第3章
小丫頭紅杏跑回來:“錢二哥早就回來了,才去問他,他說已經送了仲春跟麗月回家,這會子只怕都吃了晚飯了呢。”
奶娘道:“這下該放心了吧?今兒怎麽這樣上心起那兩個家夥來了?”
養真說道:“天黑又下雨,怕他們失足滑倒了,既然送回去我也安心了。”
奶娘笑道:“偏你小小的年紀竟這樣謹慎。罷了,快吃飯吧,雨越發大了,吃了正好睡覺。”
養真這才安心吃飯。
奶娘伺候了會兒,走到門口問小丫頭:“先前我看到有不少人往咱們東偏院裏去,是有什麽事?”
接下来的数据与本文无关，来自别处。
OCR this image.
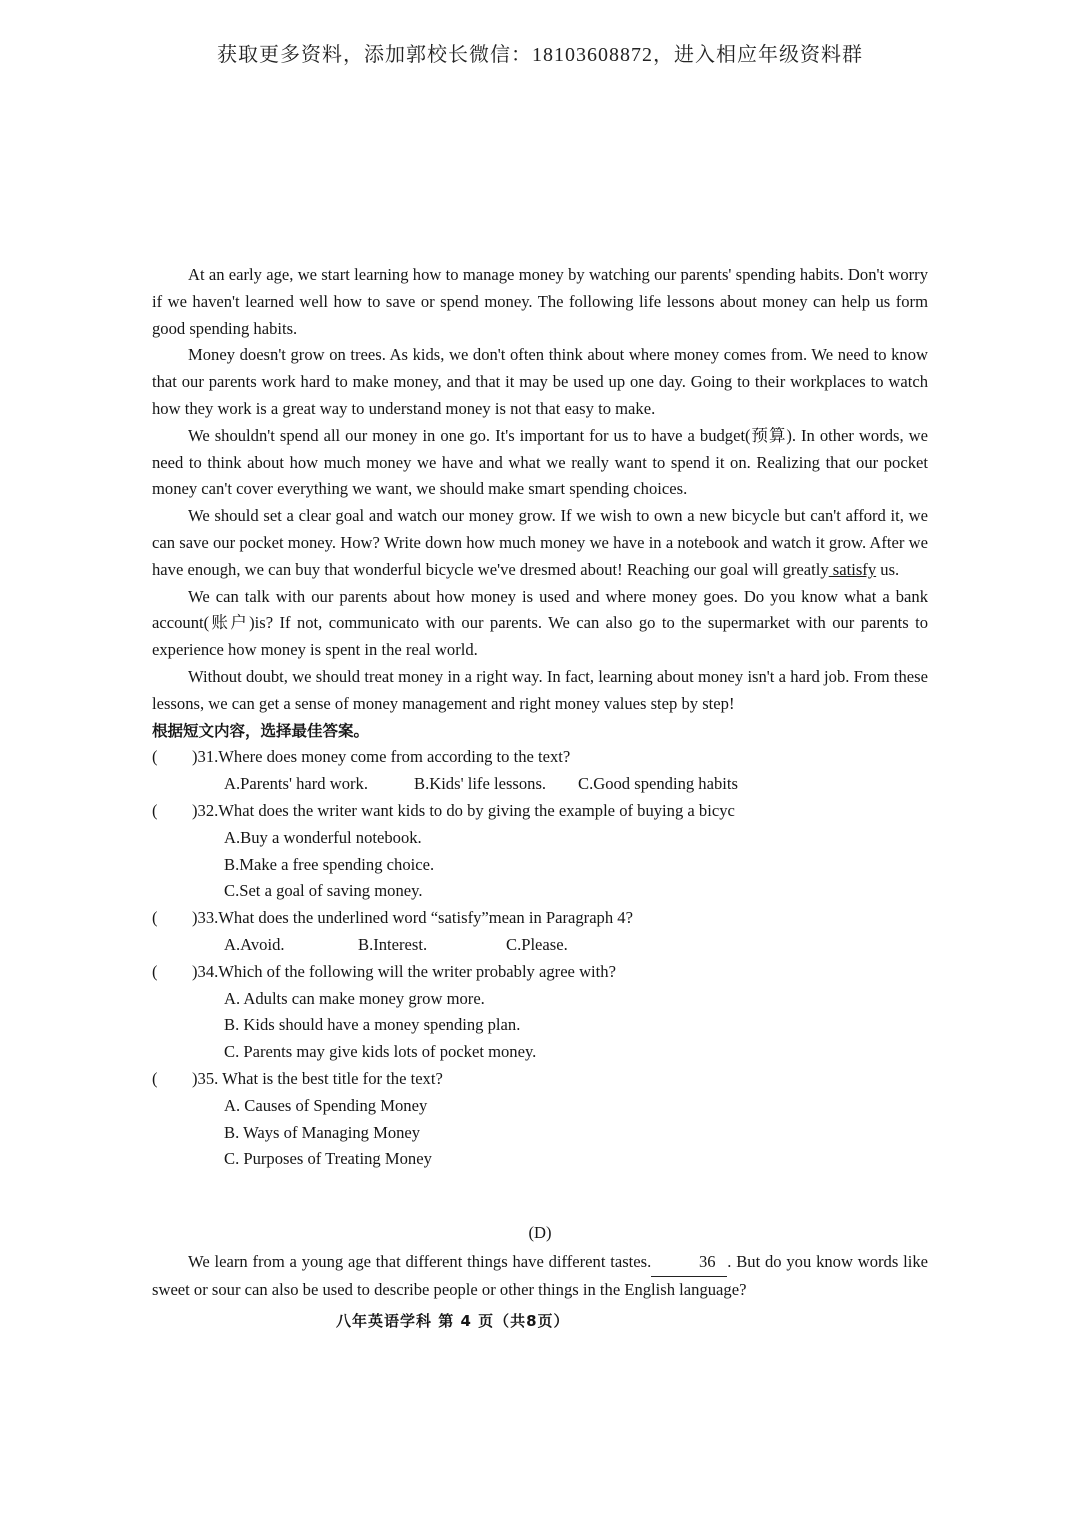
获取更多资料，添加郭校长微信：18103608872，进入相应年级资料群

At an early age, we start learning how to manage money by watching our parents' spending habits. Don't worry if we haven't learned well how to save or spend money. The following life lessons about money can help us form good spending habits.

Money doesn't grow on trees. As kids, we don't often think about where money comes from. We need to know that our parents work hard to make money, and that it may be used up one day. Going to their workplaces to watch how they work is a great way to understand money is not that easy to make.

We shouldn't spend all our money in one go. It's important for us to have a budget(预算). In other words, we need to think about how much money we have and what we really want to spend it on. Realizing that our pocket money can't cover everything we want, we should make smart spending choices.

We should set a clear goal and watch our money grow. If we wish to own a new bicycle but can't afford it, we can save our pocket money. How? Write down how much money we have in a notebook and watch it grow. After we have enough, we can buy that wonderful bicycle we've dresmed about! Reaching our goal will greatly satisfy us.

We can talk with our parents about how money is used and where money goes. Do you know what a bank account(账户)is? If not, communicato with our parents. We can also go to the supermarket with our parents to experience how money is spent in the real world.

Without doubt, we should treat money in a right way. In fact, learning about money isn't a hard job. From these lessons, we can get a sense of money management and right money values step by step!

根据短文内容，选择最佳答案。

( )31.Where does money come from according to the text?
A.Parents' hard work.	B.Kids' life lessons. C.Good spending habits
( )32.What does the writer want kids to do by giving the example of buying a bicyc
A.Buy a wonderful notebook.
B.Make a free spending choice.
C.Set a goal of saving money.
( )33.What does the underlined word “satisfy”mean in Paragraph 4?
A.Avoid.	B.Interest.	C.Please.
( )34.Which of the following will the writer probably agree with?
A. Adults can make money grow more.
B. Kids should have a money spending plan.
C. Parents may give kids lots of pocket money.
( )35. What is the best title for the text?
A. Causes of Spending Money
B. Ways of Managing Money
C. Purposes of Treating Money

(D)

We learn from a young age that different things have different tastes.	36 . But do you know words like sweet or sour can also be used to describe people or other things in the English language?

八年英语学科 第 4 页（共8页）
紅杏聞言忙道:“忘了跟您老人家說,方才傍晚有兩個客人來借宿,說是要往京城內投奔親戚的,給大雨阻住了。老爺把他們收留在東偏院裏。”
奶娘問道:“什麽客人?”
紅杏道:“我隐隐聽他們說是兩個年青公子。”
兩人才說到這裏,外間有人叫道:“齊嬷嬷。”
說話間簾子一搭,是前院的一個丫頭探頭出來。
奶娘忙問:“什麽事?”
那丫頭說道:“老爺讓我來傳話,說是有兩個客人來投宿,留在東偏院裏,讓今晚上上夜多留點神,沒有事兒就早早地落門板,不要往外走動了。”
奶娘答應着,讓紅杏送了那丫頭去了。
齊奶娘忖度着回到裏間,養真因已經聽見他們的說話,便道:“怎麽了?”
奶娘便把丫頭傳的話告訴了養真,又道:“其實何必又來叮囑,本來就打算早早睡下的,我已經吩咐了紅杏立刻叫他們關門落鎖,姑娘盥漱了也便睡下吧。”
一夜無話,養真卧在床帳內,聽到外頭雨聲潺潺,又瞧着樹影搖晃落在床帳上,變幻出各種姿态,不知為何心裏仍是覺着不安,翻來覆去了幾回,才拉高被子蒙着頭睡過去了。
次日,夜雨晝晴,養真早早起身,草草地吃了早飯,便要往外。
齊奶娘忙攔着問去哪裏,養真只說要去找錢仲春兄妹,奶娘無奈道:“哪裏就好成這個樣子,睜開眼睛就要找人。”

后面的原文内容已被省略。